Premières lignes #307

Bien le bonjour !
Pour ce nouveau rendez-vous des Premières lignes, je vous propose un roman jeunesse qui est sorti fin janvier : La revanche des méchants. Le titre et la couverture me plaisent beaucoup ! Bon, je me doute que ce ne seront pas des méchants si méchants que cela, mais c’est peut-être l’occasion de parler du jugement des apparences – on verra bien quand je le lirai !
Pour le coup, je ne suis pas des phrase super courtes, d’autant plus qu’il n’y a pratiquement que ça, mais j’ai bien envie de faire plus ample connaissance avec Lycie et Bérénice.

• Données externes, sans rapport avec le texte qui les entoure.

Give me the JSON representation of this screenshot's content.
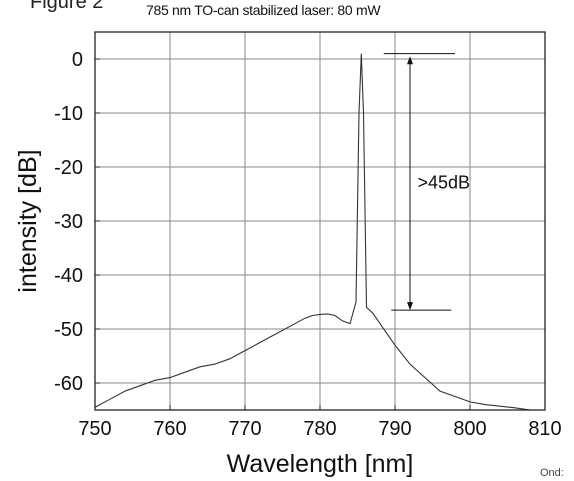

Le principe : chaque semaine, je prends un livre et je vous en cite les premières lignes du récit. Pensez à mettre le lien de votre RDV en commentaire de l’article ou, si vous avez une page ou une catégorie dédiée, n’hésitez pas à me le faire savoir ; cela facilitera l’actualisation.
N’oubliez pas de me citer, ça fait toujours plaisir ♡

 

Chapitre 1

Un calendrier au poil

 

Ça y est ! Elle a encore hurlé, perdu le contrôle.
Lycie est debout devant toute la classe, les poings serrés, les articulations blanchies, les épaules tremblantes à force d’être crispées.
Elle sait qu’elle est sans doute d’un rouge pivoine.
Un long frisson la traverse et elle sent les poils de ses avant-bras se hérisser.
Qu’est-ce qui a bien pu la mettre dans cet état ?
En cet instant, elle ne s’en souvient même plus. Il n’y a que la colère.
Non : la rage.
Dans ces moments-là, elle se sent prête à mordre quelqu’un.
Ah oui : c’est encore Hachem qui l’a poussée à bout. Il a fait des remarques désagréables, des petits commentaires.
Et maintenant, elle se paie l’affiche devant tout le monde. Monsieur Ponchon, le professeur de français, semble stupéfait. Il est nouveau dans le collège. Il ne la connaît pas encore.
– Mais enfin, Lycie ! s’exclame-t-il. Ce n’est pas une manière de se comporter en classe !
Elle le sait très bien. Elle ne peut juste pas s’en empêcher. Il suffit parfois d’un rien pour qu’elle se transforme en animal sauvage. Le pire, c’est que, dans ces cas-là, elle s’en prend même à sa seul véritable amie, Bérénice.
Lycie reste donc toujours debout, la tête baissée, raide, les mâchoires contractées.
– Fais attention, Da Silva, tu baves, remarque Hachem en désignant la commissure de ses lèvres.
La classe de 5e B éclate de rire. Même Monsieur Ponchon ne peut retenir un sourire. Finalement, ce n’est pas plus mal, la plaisanterie de Hachem a détendu l’atmosphère.
Bérénice pousse un soupir et remet en place la table que Lycie a renversé en se dressant comme propulsée par un ressort. Lycie a honte de ne pas pouvoir l’aider mais elle utilise toute son énergie pour ne pas se rouler par terre en poussant des cris de bête.
Enfin, Bérénice a reposé la trousse sur le bureau. D’une main douce mais ferme, elle appuie sur l’épaule de sa camarade pour la forcer à se rasseoir. Les genoux de Lycie résistent comme une porte rouillée.
Finalement, elle repose ses fesses sur sa chaise.
L’incident est clos. On peut reprendre le cours de français.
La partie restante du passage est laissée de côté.